"Yes, when I take my dog for a walk," said a mathematical friend, "he frequently supplies me with some interesting puzzle to solve. One day, for example, he waited, as I left the door, to see which way I should go, and when I started he raced along to the end of the road, immediately returning to me; again racing to the end of the road and again returning. He did this four times in all, at a uniform speed, and then ran at my side the remaining distance, which according to my paces measured 27 yards. I afterwards measured the distance from my door to the end of the road and found it to be 625 feet. Now, if I walk 4 miles per hour, what is the speed of my dog when racing to and fro?"
Suppose a circular hole was drilled through the center of a sphere. When the length of the hole was measured along its wall, it was found to be six inches long. What is the volume of the part of the sphere that remains after the material is removed from the hole? Express your answer as an exact real number number of cubic inches.
You don't need calculus to solve this problem (but if you know how to do it using calculus, go ahead) as long as you know the volume of a sphere is (4/3)π r³.
A few months ago, we had a running dog. This month it's a walking fly.
An elastic strip of length 1m is attached to a wall and the back of a car. A fly starts at the wall and crawls on the strip towards the car, which at the same time drives away from the wall at a speed of 1m/s.
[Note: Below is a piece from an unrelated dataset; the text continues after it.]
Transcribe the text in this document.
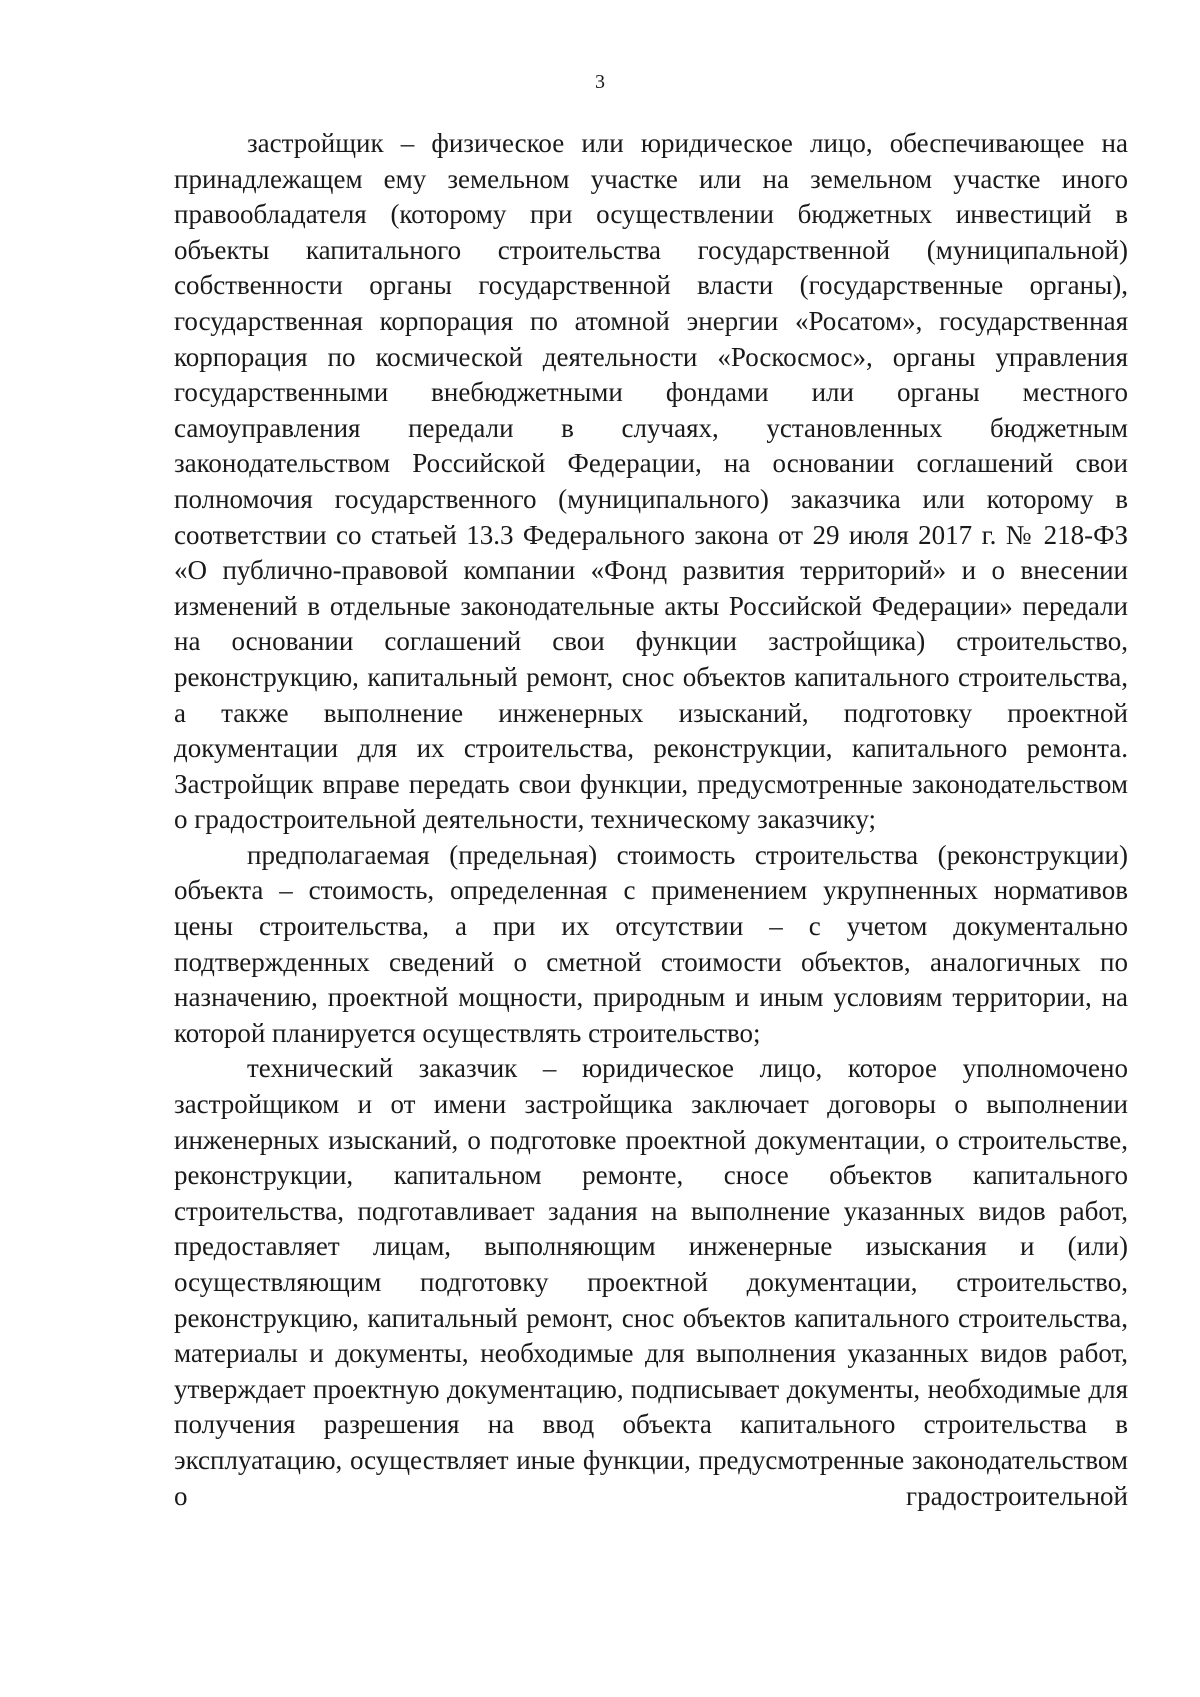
3

застройщик – физическое или юридическое лицо, обеспечивающее на принадлежащем ему земельном участке или на земельном участке иного правообладателя (которому при осуществлении бюджетных инвестиций в объекты капитального строительства государственной (муниципальной) собственности органы государственной власти (государственные органы), государственная корпорация по атомной энергии «Росатом», государственная корпорация по космической деятельности «Роскосмос», органы управления государственными внебюджетными фондами или органы местного самоуправления передали в случаях, установленных бюджетным законодательством Российской Федерации, на основании соглашений свои полномочия государственного (муниципального) заказчика или которому в соответствии со статьей 13.3 Федерального закона от 29 июля 2017 г. № 218-ФЗ «О публично-правовой компании «Фонд развития территорий» и о внесении изменений в отдельные законодательные акты Российской Федерации» передали на основании соглашений свои функции застройщика) строительство, реконструкцию, капитальный ремонт, снос объектов капитального строительства, а также выполнение инженерных изысканий, подготовку проектной документации для их строительства, реконструкции, капитального ремонта. Застройщик вправе передать свои функции, предусмотренные законодательством о градостроительной деятельности, техническому заказчику;

предполагаемая (предельная) стоимость строительства (реконструкции) объекта – стоимость, определенная с применением укрупненных нормативов цены строительства, а при их отсутствии – с учетом документально подтвержденных сведений о сметной стоимости объектов, аналогичных по назначению, проектной мощности, природным и иным условиям территории, на которой планируется осуществлять строительство;

технический заказчик – юридическое лицо, которое уполномочено застройщиком и от имени застройщика заключает договоры о выполнении инженерных изысканий, о подготовке проектной документации, о строительстве, реконструкции, капитальном ремонте, сносе объектов капитального строительства, подготавливает задания на выполнение указанных видов работ, предоставляет лицам, выполняющим инженерные изыскания и (или) осуществляющим подготовку проектной документации, строительство, реконструкцию, капитальный ремонт, снос объектов капитального строительства, материалы и документы, необходимые для выполнения указанных видов работ, утверждает проектную документацию, подписывает документы, необходимые для получения разрешения на ввод объекта капитального строительства в эксплуатацию, осуществляет иные функции, предусмотренные законодательством о градостроительной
Assuming that the strip can be stretched infinitely long, will the fly ever reach the back of the car?
An absentminded bank teller switches the dollars and cents when he cashed a check for Mr. Spencer, giving him dollars instead of cents, and cents instead of dollars. After buying a five cent newspaper, Mr. Spencer discovered he had left exactly twice as much as his original check. What was the amount of the check?